Polen verlängert Aufenthaltsrecht für Ukrainer bis 2027: Das ändert sich
Polen verlängert Aufenthaltsrecht für Ukrainer bis 2027: Das ändert sich

Neue gesetzliche Regelungen für ukrainische Geflüchtete

Nach Angaben von TSN.ua: Polens Präsident Karol Nawrocki hat ein Gesetz unterzeichnet, das den rechtlichen Status ukrainischer Geflüchteter neu regelt. Kernpunkt ist die Verlängerung ihres legalen Aufenthaltsrechts bis zum 4. März 2027. Diese Entscheidung sichert den Schutz von Menschen, die vor dem Krieg fliehen mussten, und unterstreicht Polens anhaltende Solidarität.

Wichtige Neuerungen im Detail

Das seit 2022 geltende Sonderrecht wird schrittweise abgelöst.
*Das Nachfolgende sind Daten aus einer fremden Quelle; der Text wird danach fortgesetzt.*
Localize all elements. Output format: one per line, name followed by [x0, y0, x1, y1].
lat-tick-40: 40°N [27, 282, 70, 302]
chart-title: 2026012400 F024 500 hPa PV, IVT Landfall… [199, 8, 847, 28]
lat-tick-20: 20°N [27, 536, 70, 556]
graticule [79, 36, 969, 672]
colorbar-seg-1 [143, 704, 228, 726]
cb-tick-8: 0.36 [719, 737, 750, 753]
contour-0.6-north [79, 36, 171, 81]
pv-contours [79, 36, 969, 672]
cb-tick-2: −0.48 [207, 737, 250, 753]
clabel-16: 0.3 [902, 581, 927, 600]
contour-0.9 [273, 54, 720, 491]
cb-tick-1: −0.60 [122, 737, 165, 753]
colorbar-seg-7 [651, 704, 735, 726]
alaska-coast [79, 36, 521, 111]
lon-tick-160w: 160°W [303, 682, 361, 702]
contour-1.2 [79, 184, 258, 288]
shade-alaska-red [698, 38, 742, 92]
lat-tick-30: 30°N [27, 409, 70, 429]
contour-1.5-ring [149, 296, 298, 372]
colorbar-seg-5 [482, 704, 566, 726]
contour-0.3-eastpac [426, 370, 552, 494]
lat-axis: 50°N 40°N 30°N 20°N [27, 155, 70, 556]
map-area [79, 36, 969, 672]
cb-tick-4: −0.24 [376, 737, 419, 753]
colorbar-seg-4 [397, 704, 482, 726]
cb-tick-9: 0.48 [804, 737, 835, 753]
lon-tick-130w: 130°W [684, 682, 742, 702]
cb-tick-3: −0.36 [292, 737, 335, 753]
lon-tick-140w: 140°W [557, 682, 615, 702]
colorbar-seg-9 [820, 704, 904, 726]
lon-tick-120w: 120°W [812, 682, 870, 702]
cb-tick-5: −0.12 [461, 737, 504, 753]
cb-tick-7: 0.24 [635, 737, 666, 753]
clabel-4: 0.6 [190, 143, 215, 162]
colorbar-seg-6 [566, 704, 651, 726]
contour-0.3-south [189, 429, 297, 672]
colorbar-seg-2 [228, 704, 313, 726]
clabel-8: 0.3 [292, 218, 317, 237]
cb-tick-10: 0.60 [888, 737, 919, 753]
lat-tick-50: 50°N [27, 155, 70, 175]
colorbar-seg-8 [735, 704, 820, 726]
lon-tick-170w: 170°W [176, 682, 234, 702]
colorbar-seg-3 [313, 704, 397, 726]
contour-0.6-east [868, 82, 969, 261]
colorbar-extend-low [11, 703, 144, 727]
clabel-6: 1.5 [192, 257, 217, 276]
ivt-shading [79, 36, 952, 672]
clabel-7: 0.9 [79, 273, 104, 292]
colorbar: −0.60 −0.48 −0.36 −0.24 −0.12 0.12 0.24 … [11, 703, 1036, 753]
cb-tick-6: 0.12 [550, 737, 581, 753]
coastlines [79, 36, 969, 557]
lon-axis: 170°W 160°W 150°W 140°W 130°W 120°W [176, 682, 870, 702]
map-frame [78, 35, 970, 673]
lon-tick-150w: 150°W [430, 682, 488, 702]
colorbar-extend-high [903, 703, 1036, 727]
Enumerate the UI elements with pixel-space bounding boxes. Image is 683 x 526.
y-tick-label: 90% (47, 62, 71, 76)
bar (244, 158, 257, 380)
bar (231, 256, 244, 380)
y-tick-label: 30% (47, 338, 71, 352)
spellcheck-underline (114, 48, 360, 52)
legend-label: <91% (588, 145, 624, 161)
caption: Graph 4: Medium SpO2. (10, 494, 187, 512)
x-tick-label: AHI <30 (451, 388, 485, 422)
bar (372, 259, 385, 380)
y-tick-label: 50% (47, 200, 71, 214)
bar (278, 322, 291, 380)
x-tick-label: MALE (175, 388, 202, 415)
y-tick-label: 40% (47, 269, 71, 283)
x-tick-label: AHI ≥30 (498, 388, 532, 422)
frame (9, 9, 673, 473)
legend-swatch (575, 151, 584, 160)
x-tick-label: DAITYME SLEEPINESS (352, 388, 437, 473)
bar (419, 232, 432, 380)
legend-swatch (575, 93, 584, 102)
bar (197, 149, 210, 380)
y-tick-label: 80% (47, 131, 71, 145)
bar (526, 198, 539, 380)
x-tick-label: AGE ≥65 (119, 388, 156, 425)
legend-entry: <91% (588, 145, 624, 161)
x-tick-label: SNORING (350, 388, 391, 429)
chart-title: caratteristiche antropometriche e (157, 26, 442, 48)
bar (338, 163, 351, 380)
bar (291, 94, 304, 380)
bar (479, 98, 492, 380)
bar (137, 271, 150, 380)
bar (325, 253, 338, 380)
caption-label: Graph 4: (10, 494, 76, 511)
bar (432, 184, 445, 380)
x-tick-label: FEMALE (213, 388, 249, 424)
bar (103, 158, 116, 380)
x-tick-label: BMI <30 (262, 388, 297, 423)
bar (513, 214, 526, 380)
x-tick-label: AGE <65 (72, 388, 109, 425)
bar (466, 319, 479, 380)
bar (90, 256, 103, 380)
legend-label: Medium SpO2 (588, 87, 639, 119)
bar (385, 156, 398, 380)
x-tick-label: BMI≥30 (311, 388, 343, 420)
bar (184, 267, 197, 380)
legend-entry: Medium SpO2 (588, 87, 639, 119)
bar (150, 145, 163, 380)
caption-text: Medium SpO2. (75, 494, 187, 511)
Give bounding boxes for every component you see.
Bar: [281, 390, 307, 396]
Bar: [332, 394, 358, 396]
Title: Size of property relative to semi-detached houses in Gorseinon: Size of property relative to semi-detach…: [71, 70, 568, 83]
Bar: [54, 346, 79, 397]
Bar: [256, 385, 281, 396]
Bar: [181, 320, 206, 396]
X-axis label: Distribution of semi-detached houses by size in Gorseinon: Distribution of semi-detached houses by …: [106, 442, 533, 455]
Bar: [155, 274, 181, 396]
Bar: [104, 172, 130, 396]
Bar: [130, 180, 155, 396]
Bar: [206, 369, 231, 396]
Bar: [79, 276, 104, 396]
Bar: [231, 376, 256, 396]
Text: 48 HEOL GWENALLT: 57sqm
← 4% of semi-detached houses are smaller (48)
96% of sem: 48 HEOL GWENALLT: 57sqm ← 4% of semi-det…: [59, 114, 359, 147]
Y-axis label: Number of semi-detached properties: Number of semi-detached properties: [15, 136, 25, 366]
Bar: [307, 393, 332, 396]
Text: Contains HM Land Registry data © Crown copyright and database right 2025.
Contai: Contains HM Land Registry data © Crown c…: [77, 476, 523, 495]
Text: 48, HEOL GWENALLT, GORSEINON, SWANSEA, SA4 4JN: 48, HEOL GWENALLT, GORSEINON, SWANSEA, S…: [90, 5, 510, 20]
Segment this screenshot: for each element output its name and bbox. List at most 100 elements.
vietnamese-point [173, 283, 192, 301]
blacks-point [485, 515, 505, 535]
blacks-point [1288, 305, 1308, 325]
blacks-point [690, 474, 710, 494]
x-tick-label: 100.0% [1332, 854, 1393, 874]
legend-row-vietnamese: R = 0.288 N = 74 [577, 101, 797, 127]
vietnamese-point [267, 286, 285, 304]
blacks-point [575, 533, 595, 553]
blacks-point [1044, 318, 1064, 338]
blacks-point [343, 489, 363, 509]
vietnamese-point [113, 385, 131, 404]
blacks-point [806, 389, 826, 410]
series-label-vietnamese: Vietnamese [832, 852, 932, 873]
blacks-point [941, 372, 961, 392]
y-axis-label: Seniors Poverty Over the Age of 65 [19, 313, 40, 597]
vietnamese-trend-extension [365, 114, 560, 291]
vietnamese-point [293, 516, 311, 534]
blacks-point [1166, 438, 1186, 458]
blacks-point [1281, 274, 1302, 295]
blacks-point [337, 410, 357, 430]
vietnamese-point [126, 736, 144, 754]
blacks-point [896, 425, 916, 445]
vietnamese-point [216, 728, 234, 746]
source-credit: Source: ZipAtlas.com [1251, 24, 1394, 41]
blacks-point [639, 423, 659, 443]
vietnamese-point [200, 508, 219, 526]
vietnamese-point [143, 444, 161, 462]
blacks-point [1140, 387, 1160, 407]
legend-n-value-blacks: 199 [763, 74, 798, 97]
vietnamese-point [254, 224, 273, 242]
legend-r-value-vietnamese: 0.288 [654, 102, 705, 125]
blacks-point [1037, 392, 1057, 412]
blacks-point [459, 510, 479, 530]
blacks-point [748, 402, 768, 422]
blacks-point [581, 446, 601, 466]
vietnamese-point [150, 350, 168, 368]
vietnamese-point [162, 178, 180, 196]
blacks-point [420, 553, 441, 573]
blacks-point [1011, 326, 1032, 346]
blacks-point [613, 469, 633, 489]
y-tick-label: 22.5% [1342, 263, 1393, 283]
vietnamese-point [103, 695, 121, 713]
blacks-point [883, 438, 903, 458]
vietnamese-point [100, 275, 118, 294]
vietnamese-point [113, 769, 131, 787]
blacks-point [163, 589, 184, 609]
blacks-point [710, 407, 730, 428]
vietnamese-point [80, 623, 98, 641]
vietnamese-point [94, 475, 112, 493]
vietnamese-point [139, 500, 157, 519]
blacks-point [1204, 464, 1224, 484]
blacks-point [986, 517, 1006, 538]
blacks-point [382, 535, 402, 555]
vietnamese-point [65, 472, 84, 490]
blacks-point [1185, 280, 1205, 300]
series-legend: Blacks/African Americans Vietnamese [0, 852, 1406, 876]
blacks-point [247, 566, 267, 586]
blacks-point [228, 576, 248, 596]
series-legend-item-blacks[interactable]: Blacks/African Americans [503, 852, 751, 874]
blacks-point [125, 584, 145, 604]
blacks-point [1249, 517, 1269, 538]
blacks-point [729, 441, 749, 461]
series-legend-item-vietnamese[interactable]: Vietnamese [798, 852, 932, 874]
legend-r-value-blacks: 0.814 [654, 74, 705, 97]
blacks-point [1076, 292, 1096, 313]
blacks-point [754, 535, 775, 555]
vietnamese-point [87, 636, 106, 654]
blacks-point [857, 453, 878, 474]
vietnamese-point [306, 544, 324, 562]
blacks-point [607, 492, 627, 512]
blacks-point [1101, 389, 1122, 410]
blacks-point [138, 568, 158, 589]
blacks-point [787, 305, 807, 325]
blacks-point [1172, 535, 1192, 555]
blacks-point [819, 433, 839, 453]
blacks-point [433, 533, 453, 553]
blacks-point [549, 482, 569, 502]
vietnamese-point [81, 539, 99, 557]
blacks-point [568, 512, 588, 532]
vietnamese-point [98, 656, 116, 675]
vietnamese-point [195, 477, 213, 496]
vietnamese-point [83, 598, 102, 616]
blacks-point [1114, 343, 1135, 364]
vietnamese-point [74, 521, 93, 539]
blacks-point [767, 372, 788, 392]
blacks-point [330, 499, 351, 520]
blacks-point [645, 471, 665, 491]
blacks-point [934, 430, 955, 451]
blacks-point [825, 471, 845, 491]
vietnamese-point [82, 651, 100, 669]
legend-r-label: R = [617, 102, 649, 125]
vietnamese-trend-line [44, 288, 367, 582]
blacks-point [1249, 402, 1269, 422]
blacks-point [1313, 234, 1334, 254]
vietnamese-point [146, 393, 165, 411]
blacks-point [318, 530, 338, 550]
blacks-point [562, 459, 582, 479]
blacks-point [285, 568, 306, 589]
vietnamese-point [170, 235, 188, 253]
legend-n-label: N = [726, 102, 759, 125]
Neu ist eine zentrale Pflicht: Ukrainische Staatsangehörige müssen innerhalb von 30 Tagen nach ihrer Einreise einen Antrag auf eine PESEL-Identifikationsnummer stellen. Unterlassen sie dies, erlischt ihr temporärer Schutzstatus. Diese Regelung betont die fundamentale Bedeutung der PESEL-Nummer für den Alltag in Polen.

Die PESEL-Nummer ist der Schlüssel zu medizinischer Versorgung, Bankkonten und Behördendiensten. Das neue Gesetz zielt daher nicht nur auf eine Verlängerung des Aufenthalts ab, sondern auch auf eine Vereinfachung der Integration. Es folgt auf das bisherige Hilfsgesetz, das ukrainischen Geflüchteten grundlegende Rechte garantierte. Die Reform spiegelt Polens Bestreben wider, Unterstützung strukturierter und langfristiger zu gestalten.

Die Gesetzesänderung zeigt Polens Verpflichtung, ukrainischen Geflüchteten in einer schwierigen Zeit rechtliche Sicherheit und Zugang zu essenziellen Dienstleistungen zu bieten. Diese Entwicklung ist Teil eines europäischen Trends – ähnlich verlängert beispielsweise Irland die Aufenthaltsgenehmigungen für ukrainische Geflüchtete automatisch bis zum selben Stichtag, dem 4. März 2027.

Insgesamt stellt die Reform der Unterstützungsstrukturen einen bedeutenden Schritt für die Rechte und die gesellschaftliche Einbindung der Geflüchteten dar. Sie ermöglicht nicht nur den legalen Aufenthalt bis 2027, sondern erleichtert auch den Zugang zu notwendigen Leistungen. Dies unterstreicht das Engagement Polens und anderer EU-Staaten, vertriebenen Ukrainern menschenwürdige Lebensbedingungen zu gewährleisten.